Leo A. Martin leo@possi.org
Sun, 24 Apr 2011 16:44:35 PDT
> I've grown this species for a couple years
> and have yet to get any bloom.


> one of them I potted up in leca stones and kept it on the
> windowsill all winter. It stayed green and healthy the whole
> time, but a few weeks ago it started to decline.


> lots of offsets... and the roots seem very healthy indeed.

Think of this as an evergreen tropical plant that prefers to grow all
year, but will survive winter dormancy with considerable setback.

In my experience it needs a very large pot for best bloom - say 18" / 45cm
across or bigger and correspondingly deep. I find it grows and blooms best
in a soil high in organic matter.

In the ground is much better but it doesn't survive reliably here in
Phoenix, zone 9b. So I use a large container.

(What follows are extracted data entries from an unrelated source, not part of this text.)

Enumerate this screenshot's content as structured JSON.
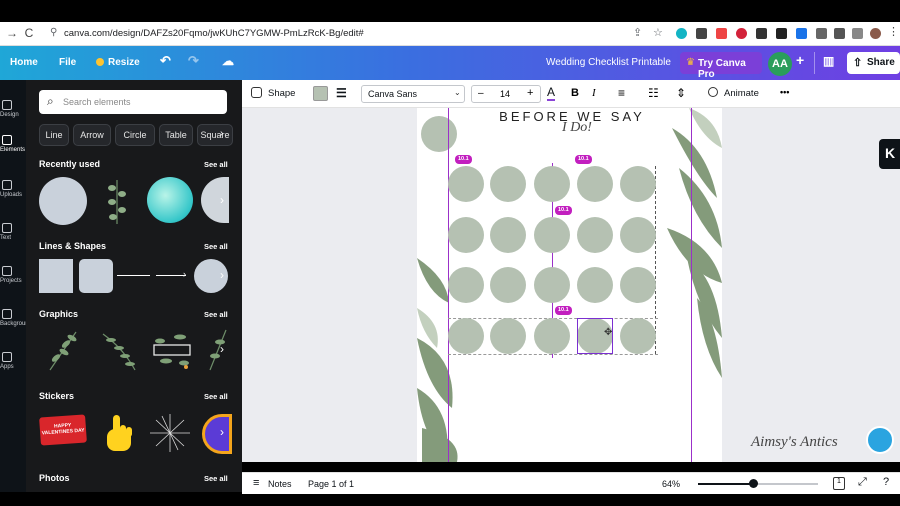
{
  "browser": {
    "url": "canva.com/design/DAFZs20Fqmo/jwKUhC7YGMW-PmLzRcK-Bg/edit#"
  },
  "topbar": {
    "home": "Home",
    "file": "File",
    "resize": "Resize",
    "title": "Wedding Checklist Printable",
    "try_pro": "Try Canva Pro",
    "avatar": "AA",
    "share": "Share",
    "colors": {
      "gradient_start": "#1fa7d7",
      "gradient_end": "#6f3fe3",
      "avatar": "#2a9d5b"
    }
  },
  "rail": {
    "items": [
      "Design",
      "Elements",
      "Uploads",
      "Text",
      "Projects",
      "Background",
      "Apps"
    ]
  },
  "panel": {
    "search_placeholder": "Search elements",
    "pills": [
      "Line",
      "Arrow",
      "Circle",
      "Table",
      "Square"
    ],
    "see_all": "See all",
    "sections": {
      "recently_used": "Recently used",
      "lines_shapes": "Lines & Shapes",
      "graphics": "Graphics",
      "stickers": "Stickers",
      "photos": "Photos"
    },
    "sticker_text": "HAPPY VALENTINES DAY"
  },
  "toolbar": {
    "shape": "Shape",
    "shape_color": "#b5c1b2",
    "font": "Canva Sans",
    "font_size": "14",
    "minus": "–",
    "plus": "+",
    "bold": "B",
    "italic": "I",
    "animate": "Animate",
    "more": "•••"
  },
  "page": {
    "heading": "BEFORE WE SAY",
    "script_text": "I Do!",
    "badges": [
      "10.1",
      "10.1",
      "10.1",
      "10.1"
    ],
    "circle_color": "#b5c1b2",
    "guide_color": "#9b30c9",
    "watermark": "Aimsy's Antics"
  },
  "statusbar": {
    "notes": "Notes",
    "page": "Page 1 of 1",
    "zoom": "64%"
  }
}
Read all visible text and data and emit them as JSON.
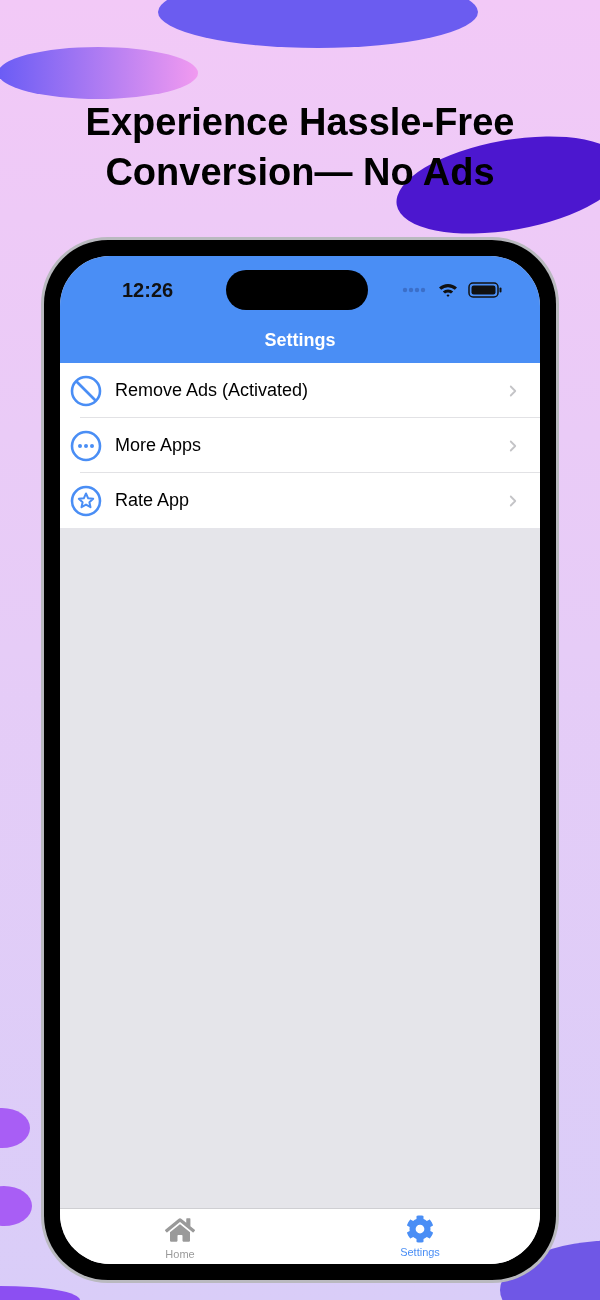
{
  "headline": "Experience Hassle-Free Conversion— No Ads",
  "status_bar": {
    "time": "12:26"
  },
  "nav_title": "Settings",
  "items": [
    {
      "kind": "block",
      "label": "Remove Ads (Activated)"
    },
    {
      "kind": "more",
      "label": "More Apps"
    },
    {
      "kind": "star",
      "label": "Rate App"
    }
  ],
  "tabs": [
    {
      "kind": "home",
      "label": "Home",
      "selected": false
    },
    {
      "kind": "gear",
      "label": "Settings",
      "selected": true
    }
  ]
}
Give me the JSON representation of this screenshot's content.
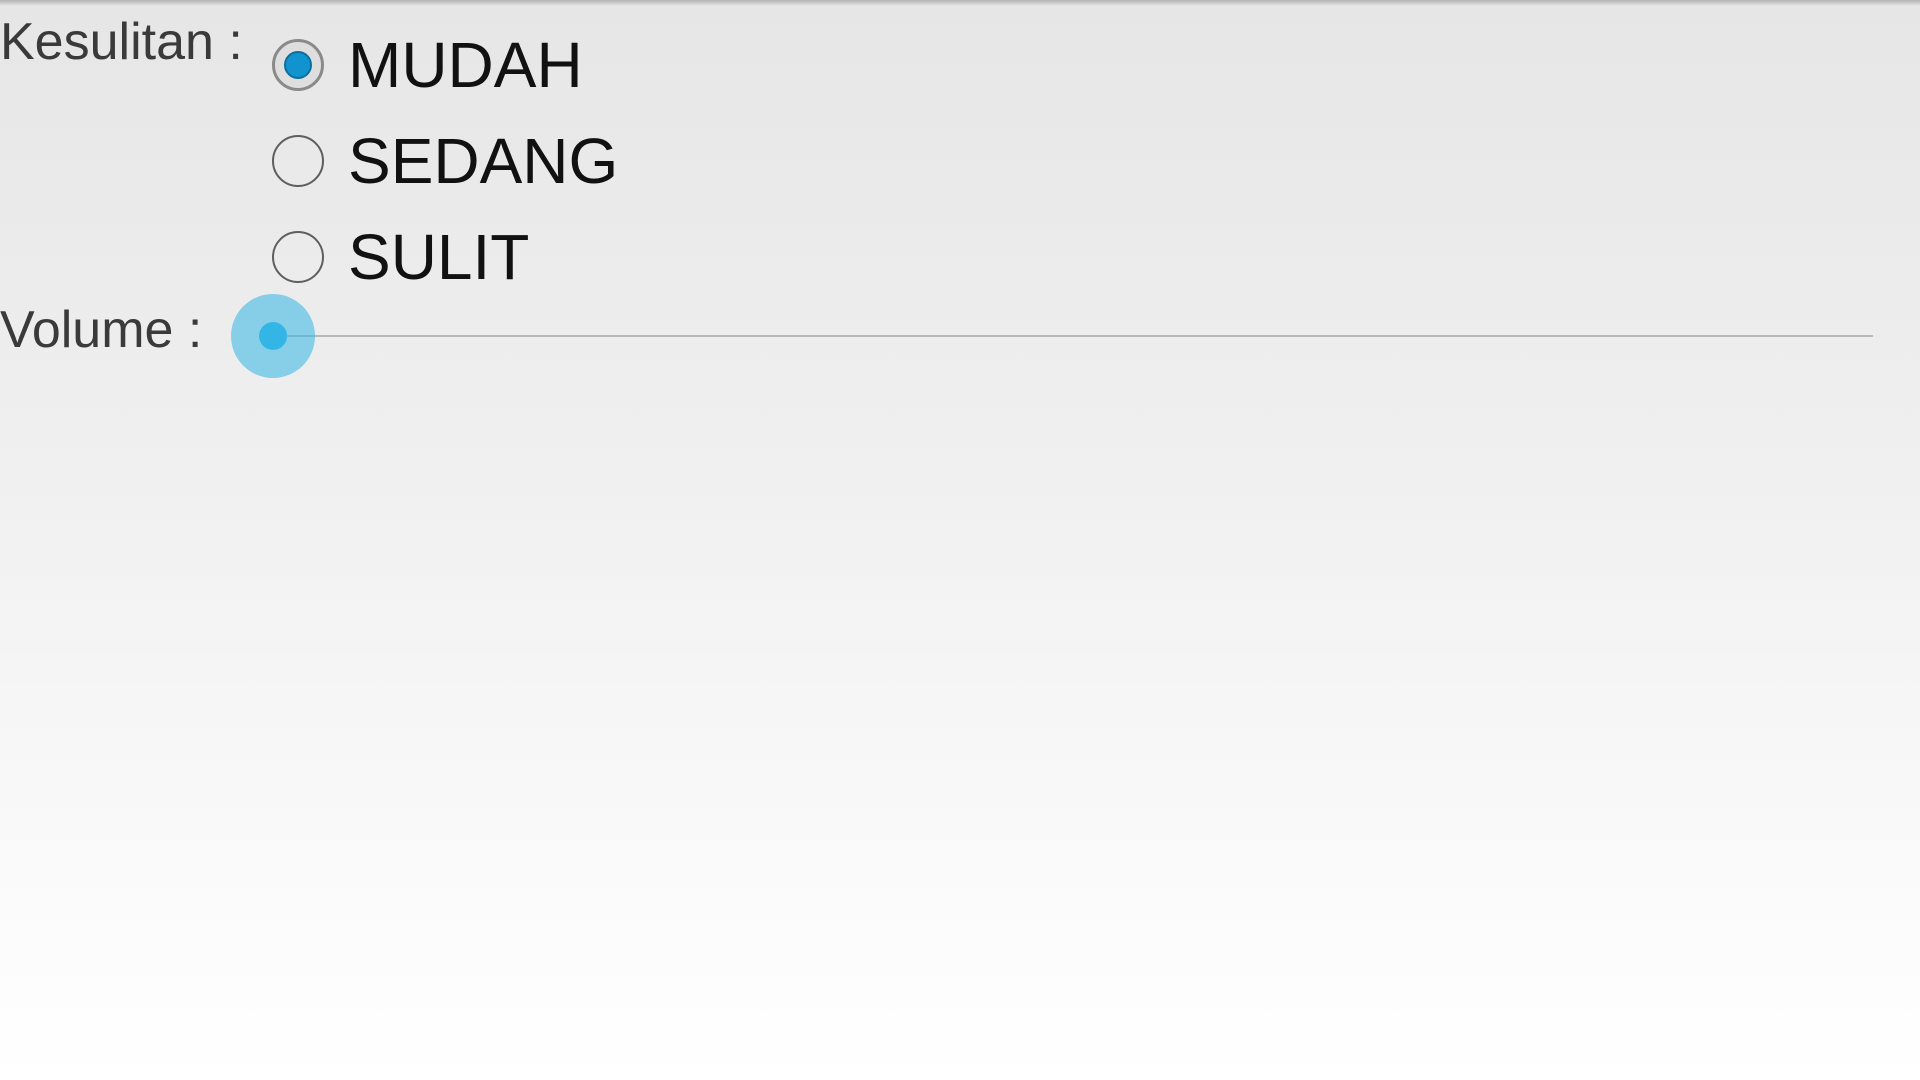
{
  "settings": {
    "difficulty": {
      "label": "Kesulitan :",
      "options": [
        {
          "label": "MUDAH",
          "selected": true
        },
        {
          "label": "SEDANG",
          "selected": false
        },
        {
          "label": "SULIT",
          "selected": false
        }
      ]
    },
    "volume": {
      "label": "Volume :",
      "value": 0,
      "max": 100
    }
  },
  "colors": {
    "accent": "#33b5e5",
    "radio_selected": "#1193cf"
  }
}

It takes a while to build up enough mass to bloom well. In a small pot you
may get a spike every few years. I suspect it would rarely bloom in
anything smaller than a "1 gallon" pot. If the leaves die down from frost
or dormancy it is unlikely to bloom the following summer unless growing
conditions are excellent.

I believe it is considered in the agave family and it has the same growth
habit - a rosette growing for multiple years until big enough to flower,
then dying after flowering (monocarpic) but carrying on from the many
offsets. Until there are plenty of offsets and all the foliage is quite
large there will not be much bloom.

It also requires high summer temperatures (from most people's perspective)
and a lot more nitrogen fertilizer than most people seem to use. If your
growing area is warm enough it will grow all year. Dormancy is certainly
not obligatory and is actually undesirable--an adaptation by the plant to
unhappy conditions. But most people who grow in cold-winter climates don't
have space to overwinter the plant in leaf in a sufficiently warm and
sunny spot.

To further the problem, the bulbs I've seen sold in the last 10-15 years
are all very small and have next to no chance of flowering that year or
the next.

I'm not trying to discourage anybody from growing it--I wouldn't be
without it because of the incredible fragrance. But it needs more care
than most people give it for best results.